Have you ever known a person who seemed to soar through school with the highest GPA; who had a super high IQ, and all the opportunities for career advancement imaginable, but just couldn’t seem to get as high as their potential indicated? Maybe you’ve been that person.
The missing link in the success chain could be the most crucial one of all, emotional intelligence, otherwise known as EQ.
Emotional intelligence, a phrase coined by psychology professors, John D. Mayer and Peter Salovey in their 1990 research paper, may be considered the single most important characteristic of the most successful people.
In fact Daniel Goleman, author of “Emotional Intelligence: Why It Can Matter More than IQ” says, “The most effective leaders are all alike in one crucial way: they all have a high degree of what has come to be known as emotional intelligence… Without it, a person can have the best training in the world, an incisive, analytical mind, and an endless supply of smart ideas, but he still won’t make a great leader.”

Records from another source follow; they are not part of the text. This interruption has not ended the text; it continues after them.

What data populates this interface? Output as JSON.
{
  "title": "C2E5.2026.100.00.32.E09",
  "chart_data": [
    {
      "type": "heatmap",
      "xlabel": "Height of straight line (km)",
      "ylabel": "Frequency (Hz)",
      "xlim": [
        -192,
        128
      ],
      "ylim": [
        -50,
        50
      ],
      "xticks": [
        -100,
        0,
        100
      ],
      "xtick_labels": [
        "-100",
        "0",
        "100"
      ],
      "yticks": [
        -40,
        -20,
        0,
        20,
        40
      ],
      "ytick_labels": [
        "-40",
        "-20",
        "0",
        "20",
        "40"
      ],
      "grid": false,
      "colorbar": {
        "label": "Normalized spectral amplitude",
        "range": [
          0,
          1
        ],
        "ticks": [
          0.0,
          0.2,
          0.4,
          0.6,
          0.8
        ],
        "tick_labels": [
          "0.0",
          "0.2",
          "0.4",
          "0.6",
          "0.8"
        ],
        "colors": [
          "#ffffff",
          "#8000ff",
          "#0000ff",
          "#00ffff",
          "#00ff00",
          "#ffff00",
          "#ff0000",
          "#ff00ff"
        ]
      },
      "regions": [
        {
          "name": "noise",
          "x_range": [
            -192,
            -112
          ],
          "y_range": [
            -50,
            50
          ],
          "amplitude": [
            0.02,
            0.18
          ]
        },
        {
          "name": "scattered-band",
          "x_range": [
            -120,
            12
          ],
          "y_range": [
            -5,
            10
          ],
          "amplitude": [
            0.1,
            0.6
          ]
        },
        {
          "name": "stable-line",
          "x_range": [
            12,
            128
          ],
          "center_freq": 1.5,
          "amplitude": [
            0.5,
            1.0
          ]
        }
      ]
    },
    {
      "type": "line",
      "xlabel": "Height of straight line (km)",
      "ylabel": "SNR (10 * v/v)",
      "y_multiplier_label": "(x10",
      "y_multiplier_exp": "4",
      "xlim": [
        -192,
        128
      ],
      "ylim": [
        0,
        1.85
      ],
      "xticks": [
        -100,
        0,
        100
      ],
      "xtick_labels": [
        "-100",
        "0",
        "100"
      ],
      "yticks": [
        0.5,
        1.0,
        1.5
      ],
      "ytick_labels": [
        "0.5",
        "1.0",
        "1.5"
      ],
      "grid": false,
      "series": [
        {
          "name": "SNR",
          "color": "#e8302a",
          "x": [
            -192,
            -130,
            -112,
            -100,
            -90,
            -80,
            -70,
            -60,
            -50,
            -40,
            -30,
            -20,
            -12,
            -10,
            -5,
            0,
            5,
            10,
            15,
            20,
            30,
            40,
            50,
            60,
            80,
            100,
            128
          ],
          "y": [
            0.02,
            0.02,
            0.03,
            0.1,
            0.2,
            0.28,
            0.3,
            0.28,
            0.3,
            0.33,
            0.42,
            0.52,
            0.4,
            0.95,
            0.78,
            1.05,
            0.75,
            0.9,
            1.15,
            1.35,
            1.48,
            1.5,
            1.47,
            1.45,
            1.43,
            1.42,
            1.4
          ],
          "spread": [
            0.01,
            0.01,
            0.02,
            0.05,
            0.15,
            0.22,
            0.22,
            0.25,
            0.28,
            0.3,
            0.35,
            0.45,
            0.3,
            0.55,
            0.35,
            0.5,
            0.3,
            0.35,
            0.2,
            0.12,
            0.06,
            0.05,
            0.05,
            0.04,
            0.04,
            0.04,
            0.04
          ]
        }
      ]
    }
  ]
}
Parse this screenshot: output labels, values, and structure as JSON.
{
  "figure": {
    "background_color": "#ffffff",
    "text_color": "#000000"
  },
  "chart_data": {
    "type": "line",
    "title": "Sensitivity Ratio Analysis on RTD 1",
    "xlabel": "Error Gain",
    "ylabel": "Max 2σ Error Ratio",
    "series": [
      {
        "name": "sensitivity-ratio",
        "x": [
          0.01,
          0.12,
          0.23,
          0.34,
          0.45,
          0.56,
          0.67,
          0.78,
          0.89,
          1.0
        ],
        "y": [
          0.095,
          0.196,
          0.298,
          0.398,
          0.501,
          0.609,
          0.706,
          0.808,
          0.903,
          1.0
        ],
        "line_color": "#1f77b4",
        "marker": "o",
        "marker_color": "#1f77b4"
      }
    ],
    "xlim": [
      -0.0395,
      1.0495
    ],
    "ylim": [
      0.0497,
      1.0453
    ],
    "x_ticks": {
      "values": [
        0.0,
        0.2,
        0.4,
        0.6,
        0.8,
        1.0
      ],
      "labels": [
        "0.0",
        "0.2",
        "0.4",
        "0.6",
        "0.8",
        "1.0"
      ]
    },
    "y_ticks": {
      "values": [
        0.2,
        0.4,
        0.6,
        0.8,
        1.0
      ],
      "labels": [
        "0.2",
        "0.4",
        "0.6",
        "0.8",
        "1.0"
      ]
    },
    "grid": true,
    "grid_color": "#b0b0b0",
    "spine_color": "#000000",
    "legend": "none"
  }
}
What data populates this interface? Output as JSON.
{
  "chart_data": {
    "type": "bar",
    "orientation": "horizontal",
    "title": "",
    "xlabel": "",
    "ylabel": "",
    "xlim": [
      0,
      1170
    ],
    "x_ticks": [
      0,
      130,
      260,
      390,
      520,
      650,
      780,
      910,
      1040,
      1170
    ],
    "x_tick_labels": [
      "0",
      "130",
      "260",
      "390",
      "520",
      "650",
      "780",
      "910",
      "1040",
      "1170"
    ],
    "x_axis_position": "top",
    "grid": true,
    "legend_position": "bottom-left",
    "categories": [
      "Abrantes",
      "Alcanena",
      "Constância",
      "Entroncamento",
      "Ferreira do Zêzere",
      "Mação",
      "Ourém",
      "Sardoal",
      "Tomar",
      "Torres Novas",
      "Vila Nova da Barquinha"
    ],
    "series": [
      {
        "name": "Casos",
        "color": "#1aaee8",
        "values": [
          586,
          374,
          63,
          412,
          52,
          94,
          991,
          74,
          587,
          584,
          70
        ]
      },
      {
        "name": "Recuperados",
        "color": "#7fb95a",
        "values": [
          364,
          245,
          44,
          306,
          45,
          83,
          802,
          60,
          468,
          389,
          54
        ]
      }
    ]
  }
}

EQ is also a great indicator of salary, beyond age and gender. In fact, a single point increase in emotional intelligence leads to a $1,300 increase in annual income, and 90% of the highest performing employees also have a high degree of emotional intelligence.
Not only that, but people with high emotional intelligence are 7x more likely to be effective leaders, as they are able to engage employees more, reduce turnover rates, increase productivity, and increase customer satisfaction. This also results in these leaders being 7x more likely to have high performance outcomes.
Emotional intelligence can be an innate skill, but it doesn’t have to be. It’s a skill that can be learned by anyone who is willing to look at themselves with honesty. Emotional intelligence requires the ability to become more self-aware, to accept one’s own limits and monitor one’s own reactions. It requires self-regulation as well, which can be learned by habitually taking time to cool down before responding in stressful situations.
Emotionally intelligent people are also empathetic, have good social skills, and are motivated. All of this can be learned and improved upon by anyone who is willing to put in the work.